Oh, is dat u opgevallen? Nou ja. Als ik begin te drinken moet ik blijven doordrinken want anders maak ik een heel strakke indruk. Daarom had ik de regieassistente verzocht om ook tijdens de televisieopnamen nog een glas wijn ter beschikking te hebben, maar dat werd mij alleen maar toegestaan op voorwaarde dat ik zou proberen om niet te drinken. Daar heb ik mij aan gehouden. Maar u heeft nog een paar vragen, heb ik begrepen?

  Bent u geïnteresseerd in de wereld buiten deze werkkamer?

Ik lees elke dag The Herald Tribune, Le Figaro, ik heb een abonnement op Time.

  Maar u bent begáán met de wereld buiten deze…

Ik vermoed van wel, ja, maar ik heb er geen behoefte aan om daar in het openbaar over te praten. De boeken die er zijn en de boeken die ik nog hoop te schrijven, daar zal men het mee moeten stellen. Ik bedank er voor met vlag en toeter op straat te komen, demonstraties zijn nooit iets anders dan trieste hoogtepunten van holle retoriek.

  U heeft nog nooit in een betoging meegelopen?

Nog nooit! Het is beneden de waardigheid van een serieus schrijver om met massa’s mee te lopen.

  Heeft u ooit een handtekening gezet onder een petitie?

Twee keer. De eerste keer was dat om te protesteren tegen de opheffing van een krant, de tweede keer… Goh, dat ben ik al vergeten.

  Ik heb u niet aangetroffen op de lijst van schrijvers die geprotesteerd hebben tegen het doodvonnis van Salman Rushdie.

Ik heb van die Rushdie nooit iets gelezen. Hij heeft voor The Satanic Verses ook al een paar boeken geschreven, niet?

  Middernachtskinderen en Schaamte.

Het schijnen vrij goede boeken te zijn.
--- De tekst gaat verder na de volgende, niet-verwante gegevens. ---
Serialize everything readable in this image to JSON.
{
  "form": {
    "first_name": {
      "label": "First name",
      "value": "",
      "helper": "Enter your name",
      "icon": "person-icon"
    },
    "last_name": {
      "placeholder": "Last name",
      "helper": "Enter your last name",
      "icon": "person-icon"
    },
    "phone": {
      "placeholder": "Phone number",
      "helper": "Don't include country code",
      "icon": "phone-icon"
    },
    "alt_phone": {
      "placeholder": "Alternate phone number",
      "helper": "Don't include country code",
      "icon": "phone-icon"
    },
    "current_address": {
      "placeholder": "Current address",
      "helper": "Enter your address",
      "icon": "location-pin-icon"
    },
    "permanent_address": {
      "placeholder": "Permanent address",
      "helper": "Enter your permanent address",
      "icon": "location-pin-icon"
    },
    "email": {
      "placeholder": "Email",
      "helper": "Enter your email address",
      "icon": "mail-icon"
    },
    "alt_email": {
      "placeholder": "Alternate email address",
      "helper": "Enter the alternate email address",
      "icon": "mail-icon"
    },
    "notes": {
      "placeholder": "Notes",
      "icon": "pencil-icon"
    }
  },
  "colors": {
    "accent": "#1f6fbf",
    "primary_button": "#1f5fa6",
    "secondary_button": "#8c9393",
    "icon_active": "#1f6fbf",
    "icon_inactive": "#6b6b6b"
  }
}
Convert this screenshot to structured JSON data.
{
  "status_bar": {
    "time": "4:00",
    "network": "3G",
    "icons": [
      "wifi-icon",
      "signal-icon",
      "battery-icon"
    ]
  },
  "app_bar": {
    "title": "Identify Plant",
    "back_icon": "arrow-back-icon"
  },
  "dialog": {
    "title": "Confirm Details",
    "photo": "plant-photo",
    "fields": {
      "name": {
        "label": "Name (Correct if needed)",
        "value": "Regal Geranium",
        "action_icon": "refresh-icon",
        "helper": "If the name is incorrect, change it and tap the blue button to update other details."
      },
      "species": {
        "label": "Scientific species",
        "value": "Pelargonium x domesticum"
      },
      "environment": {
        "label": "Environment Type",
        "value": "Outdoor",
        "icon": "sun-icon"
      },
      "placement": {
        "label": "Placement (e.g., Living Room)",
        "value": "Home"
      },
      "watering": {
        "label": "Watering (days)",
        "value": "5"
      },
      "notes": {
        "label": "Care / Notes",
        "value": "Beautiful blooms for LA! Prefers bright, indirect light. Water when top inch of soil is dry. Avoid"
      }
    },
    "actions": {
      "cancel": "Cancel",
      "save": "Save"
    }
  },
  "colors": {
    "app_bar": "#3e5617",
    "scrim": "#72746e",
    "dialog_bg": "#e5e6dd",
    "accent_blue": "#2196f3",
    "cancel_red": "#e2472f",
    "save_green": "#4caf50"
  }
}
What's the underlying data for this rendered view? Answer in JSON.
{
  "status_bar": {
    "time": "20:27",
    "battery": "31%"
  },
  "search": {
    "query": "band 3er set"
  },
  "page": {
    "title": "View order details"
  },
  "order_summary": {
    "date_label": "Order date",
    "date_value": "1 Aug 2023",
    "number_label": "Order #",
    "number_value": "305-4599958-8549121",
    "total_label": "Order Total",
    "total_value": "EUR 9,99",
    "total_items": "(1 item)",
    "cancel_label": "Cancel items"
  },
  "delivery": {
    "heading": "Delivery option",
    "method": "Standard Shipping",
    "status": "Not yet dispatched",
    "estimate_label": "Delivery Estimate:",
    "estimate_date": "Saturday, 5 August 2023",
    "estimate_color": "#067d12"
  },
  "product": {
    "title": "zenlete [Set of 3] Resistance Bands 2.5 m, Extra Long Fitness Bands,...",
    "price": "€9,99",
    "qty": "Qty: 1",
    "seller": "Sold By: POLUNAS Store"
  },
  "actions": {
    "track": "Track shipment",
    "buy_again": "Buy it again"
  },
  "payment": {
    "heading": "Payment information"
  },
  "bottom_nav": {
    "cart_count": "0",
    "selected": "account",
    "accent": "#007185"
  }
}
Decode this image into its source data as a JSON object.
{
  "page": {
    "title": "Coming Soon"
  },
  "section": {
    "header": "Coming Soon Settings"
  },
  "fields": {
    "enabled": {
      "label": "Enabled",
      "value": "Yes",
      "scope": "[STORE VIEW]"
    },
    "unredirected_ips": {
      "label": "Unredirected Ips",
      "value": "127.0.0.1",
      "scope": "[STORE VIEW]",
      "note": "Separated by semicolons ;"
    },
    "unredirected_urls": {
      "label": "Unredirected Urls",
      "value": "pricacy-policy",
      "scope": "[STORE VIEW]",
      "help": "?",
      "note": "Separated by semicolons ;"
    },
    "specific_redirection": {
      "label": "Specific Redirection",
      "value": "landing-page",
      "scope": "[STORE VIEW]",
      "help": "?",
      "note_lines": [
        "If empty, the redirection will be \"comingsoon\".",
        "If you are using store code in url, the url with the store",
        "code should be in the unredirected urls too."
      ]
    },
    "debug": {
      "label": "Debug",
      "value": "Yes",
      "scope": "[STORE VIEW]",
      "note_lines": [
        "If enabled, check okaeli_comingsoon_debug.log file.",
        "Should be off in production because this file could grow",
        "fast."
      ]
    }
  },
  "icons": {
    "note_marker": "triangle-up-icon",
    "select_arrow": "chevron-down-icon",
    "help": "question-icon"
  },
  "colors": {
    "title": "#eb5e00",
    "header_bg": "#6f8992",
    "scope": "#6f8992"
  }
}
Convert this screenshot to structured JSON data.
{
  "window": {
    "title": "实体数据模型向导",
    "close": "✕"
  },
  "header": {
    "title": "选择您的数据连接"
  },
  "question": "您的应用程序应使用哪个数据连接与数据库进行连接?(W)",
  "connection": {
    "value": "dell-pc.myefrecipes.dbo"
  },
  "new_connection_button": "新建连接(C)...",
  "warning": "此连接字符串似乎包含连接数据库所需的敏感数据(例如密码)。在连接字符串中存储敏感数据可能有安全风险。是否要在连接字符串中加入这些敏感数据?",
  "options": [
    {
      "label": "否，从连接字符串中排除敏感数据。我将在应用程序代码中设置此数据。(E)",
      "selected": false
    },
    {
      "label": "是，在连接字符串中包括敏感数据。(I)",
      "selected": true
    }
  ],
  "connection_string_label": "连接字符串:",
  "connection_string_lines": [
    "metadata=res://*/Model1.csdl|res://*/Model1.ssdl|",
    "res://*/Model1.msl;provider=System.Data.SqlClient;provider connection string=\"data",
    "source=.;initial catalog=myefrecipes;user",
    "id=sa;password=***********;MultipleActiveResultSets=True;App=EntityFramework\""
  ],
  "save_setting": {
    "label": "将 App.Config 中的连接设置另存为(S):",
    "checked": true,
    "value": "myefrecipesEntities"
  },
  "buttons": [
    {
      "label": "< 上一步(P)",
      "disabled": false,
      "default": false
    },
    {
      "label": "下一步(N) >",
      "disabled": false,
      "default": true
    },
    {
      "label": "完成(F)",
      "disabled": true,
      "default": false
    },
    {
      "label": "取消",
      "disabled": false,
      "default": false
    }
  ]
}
Ook The Satanic Verses kan ik niet beoordelen. Ik heb weliswaar een uittreksel gelezen in Le Figaro maar ik weet van die hele islam niets af, ik kan dus ook niet uitmaken wat godslasterlijk is en wat niet. Wat ik wel weet is dat die affaire het einde is van Rushdie als schrijver. Hopen geld heeft hij verdiend met de verkoop van die miljoenen exemplaren die desnoods onder de toonbank verkocht zijn, maar hij is verplicht om tot het einde van zijn dagen onder te duiken. In het gunstigste geval kan hij onder een valse naam een riant kasteel gaan bewonen aan de Rivièra, maar hij zal niet gelukkig zijn. Het is een ramp voor die man.

  Maar u heeft niet uw handtekening gezet?

Rusdie leeft geen minuut langer als ik onder een protestbrief mijn handtekening zou zetten.

  Is dat geen kromme redenering? Als niemand protesteert krijgt Khomeiny toch een vrijbrief om het doodvonnis te laten uitvoeren?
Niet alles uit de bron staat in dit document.